To me, sustainability means managing resources prudently so as to limit energy consumption to the bare minimum, utilising natural and environmentally friendly products and methods, and accepting my responsibility to remain conscious of social issues in the spirit of the UN Sustainable Development Agenda and orient all of my actions accordingly.
Climate change is relevant to the cultural world because the cultural world always reflects societal challenges, because culture has an important mission when it comes to communicating ideas, and because it plays a pioneering role in societal transformation.
Art can change the world by working on the emotional level and providing food for thought in the interest of driving forward societal changes, by questioning lots of things that are viewed as self-evident, by sensitising people so that they can recognise interrelationships, and by absorbing and taking seriously new, unfamiliar ideas.
Climate change makes itself noticed in my work as the implementation of an environmental management system at my own production company and in my demands for changes to resource-intensive film production processes—above all in the technical realm, in workflows, and in the behaviour of all filmmakers.
My personal contribution to climate protection is the way in which I’m changing my private consumption behaviour to favour economy and sustainability, reminding myself how every step, no matter how small, is important for protecting our planet, and remaining involved in the critical discourse as well as thinking holistically and with an eye to solidarity.
For the future, I hope that filmmakers’ training will benefit from measures (such as eco-bonuses for film projects at Film Academy Vienna) aimed at facilitating environmentally sustainable film production that also pays heed to the values of an economy for the common good as a matter of principle, bridging social gaps and thus rendering our society more resilient.
In the series “What do the arts have to do with the Earth’s climate?” the “Green mdw” initiative is inviting concerned individuals to speak out on their personal approaches to this issue.
Katja Dor-Helmer completed a business degree at the Vienna University of Economics and Business with specialisations in business management and group pedagogy.
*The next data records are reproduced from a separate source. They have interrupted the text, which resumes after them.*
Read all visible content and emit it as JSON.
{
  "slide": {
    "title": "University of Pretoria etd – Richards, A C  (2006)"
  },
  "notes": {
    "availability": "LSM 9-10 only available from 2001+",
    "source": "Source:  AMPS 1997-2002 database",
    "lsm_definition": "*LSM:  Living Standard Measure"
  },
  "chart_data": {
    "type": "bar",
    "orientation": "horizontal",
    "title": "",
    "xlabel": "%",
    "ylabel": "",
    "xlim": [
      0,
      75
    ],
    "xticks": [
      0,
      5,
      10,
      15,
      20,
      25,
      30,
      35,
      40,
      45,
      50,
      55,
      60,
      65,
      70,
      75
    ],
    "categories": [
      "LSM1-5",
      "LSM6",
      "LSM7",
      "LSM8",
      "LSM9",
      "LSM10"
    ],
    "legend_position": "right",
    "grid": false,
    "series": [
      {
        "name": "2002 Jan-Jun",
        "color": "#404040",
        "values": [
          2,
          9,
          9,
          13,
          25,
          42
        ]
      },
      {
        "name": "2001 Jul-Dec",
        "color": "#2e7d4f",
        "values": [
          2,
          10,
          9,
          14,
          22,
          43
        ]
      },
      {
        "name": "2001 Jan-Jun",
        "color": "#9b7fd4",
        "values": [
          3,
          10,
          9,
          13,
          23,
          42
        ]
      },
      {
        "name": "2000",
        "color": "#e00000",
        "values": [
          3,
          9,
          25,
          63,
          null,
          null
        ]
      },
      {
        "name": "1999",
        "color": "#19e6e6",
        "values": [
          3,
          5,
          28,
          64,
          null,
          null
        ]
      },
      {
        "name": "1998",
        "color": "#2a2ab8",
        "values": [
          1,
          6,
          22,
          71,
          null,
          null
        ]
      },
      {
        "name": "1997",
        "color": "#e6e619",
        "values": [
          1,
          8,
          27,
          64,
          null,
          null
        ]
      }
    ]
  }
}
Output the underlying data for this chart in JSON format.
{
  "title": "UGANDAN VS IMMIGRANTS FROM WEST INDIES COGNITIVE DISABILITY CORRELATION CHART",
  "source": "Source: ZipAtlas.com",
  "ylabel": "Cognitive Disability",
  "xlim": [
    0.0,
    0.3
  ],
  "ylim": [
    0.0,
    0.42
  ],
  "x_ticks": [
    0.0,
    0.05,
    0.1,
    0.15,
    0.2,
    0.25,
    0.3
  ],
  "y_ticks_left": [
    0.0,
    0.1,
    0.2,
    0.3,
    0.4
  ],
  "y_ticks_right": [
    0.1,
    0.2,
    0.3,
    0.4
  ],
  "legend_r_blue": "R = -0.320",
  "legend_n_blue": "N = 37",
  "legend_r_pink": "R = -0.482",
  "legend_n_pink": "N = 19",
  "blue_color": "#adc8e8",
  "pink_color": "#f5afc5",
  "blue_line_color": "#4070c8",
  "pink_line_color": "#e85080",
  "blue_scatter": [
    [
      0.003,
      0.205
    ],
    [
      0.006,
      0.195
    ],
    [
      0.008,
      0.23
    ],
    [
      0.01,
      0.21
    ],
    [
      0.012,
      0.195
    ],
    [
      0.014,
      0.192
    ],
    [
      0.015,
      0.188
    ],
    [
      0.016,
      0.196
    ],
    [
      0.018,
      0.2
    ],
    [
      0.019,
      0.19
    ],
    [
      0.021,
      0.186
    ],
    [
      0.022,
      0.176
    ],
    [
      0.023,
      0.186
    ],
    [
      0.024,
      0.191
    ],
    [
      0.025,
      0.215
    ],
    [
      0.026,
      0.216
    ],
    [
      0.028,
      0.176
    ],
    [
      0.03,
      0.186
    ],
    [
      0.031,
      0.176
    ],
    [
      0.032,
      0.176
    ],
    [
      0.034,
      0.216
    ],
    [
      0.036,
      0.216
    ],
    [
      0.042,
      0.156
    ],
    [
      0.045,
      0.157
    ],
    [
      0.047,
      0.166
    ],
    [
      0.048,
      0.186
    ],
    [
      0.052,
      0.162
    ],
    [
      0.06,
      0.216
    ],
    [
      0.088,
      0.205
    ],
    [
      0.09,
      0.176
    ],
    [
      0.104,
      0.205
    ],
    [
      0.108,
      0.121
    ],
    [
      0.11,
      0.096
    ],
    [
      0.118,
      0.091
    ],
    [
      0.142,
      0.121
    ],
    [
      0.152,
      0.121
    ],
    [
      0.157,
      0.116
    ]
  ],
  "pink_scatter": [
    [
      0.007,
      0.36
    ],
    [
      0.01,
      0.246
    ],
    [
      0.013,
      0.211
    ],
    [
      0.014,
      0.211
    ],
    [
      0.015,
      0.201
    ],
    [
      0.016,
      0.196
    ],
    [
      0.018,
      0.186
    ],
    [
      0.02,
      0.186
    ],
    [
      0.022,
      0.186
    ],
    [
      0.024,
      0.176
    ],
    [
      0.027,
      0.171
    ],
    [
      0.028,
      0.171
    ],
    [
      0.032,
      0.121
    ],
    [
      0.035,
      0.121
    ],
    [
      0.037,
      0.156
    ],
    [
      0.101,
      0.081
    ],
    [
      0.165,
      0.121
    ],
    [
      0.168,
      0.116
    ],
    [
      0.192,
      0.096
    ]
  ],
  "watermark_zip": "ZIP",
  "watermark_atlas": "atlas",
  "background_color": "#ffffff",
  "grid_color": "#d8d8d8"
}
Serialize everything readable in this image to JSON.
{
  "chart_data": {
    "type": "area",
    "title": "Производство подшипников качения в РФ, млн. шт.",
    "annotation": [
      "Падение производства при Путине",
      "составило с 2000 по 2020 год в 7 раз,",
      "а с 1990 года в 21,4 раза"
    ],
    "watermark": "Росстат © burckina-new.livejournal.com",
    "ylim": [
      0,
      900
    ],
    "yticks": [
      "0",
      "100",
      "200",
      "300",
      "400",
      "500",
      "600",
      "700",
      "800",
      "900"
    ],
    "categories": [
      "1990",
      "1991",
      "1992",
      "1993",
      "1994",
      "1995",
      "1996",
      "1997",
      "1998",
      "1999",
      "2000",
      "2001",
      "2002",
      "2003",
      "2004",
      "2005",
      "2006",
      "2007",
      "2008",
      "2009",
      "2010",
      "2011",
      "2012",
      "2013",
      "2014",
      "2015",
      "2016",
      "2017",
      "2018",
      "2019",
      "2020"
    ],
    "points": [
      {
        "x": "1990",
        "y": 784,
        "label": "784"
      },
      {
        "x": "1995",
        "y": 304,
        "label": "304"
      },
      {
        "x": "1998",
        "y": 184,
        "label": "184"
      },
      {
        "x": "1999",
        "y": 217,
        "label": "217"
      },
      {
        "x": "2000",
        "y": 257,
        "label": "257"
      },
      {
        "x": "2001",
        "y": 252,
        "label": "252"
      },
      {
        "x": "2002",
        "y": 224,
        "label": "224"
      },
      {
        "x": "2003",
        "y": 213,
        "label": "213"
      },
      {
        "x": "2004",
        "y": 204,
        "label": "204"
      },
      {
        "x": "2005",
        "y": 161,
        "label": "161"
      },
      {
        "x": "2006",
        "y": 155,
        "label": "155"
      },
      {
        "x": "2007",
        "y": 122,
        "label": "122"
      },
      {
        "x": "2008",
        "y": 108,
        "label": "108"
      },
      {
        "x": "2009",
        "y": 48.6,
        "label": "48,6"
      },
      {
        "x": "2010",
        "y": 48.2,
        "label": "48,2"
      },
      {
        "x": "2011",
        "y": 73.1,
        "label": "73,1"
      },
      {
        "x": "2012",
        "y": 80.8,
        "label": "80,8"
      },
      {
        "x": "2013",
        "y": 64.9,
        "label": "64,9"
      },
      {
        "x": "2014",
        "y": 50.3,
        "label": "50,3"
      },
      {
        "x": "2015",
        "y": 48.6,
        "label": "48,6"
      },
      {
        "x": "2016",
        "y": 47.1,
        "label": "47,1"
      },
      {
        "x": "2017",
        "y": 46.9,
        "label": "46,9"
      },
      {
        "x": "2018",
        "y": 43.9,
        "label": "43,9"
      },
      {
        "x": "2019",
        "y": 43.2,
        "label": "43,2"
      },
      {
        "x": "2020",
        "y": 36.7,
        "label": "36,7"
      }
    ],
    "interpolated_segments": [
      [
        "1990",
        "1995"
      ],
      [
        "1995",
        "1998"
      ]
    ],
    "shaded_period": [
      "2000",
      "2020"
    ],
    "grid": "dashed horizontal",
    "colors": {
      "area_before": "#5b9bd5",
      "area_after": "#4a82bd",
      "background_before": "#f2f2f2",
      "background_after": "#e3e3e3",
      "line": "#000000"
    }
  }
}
She authored her diploma thesis on the subsidisation of the French film industry while studying abroad in Paris. In 1987, she assumed leadership of the newly founded Austrian Film Commission. She went on to participate in the professional development programme EAVE – European Audiovisual Entrepreneurs in 1999, and she has been the general manager and proprietor of Mini Film—one of Europe’s few film production companies devoted exclusively to films for children and adolescents—since 2000. Her cinematic productions have won numerous prizes at international film festivals, and multiple coproductions have enjoyed great popular success. Katja Dor-Helmer has taught in Film Academy Vienna’s production programme since 2014, and she was appointed as an associate professor in 2019. That year also saw her author a research paper on the topic of group processes and conflict management in film production.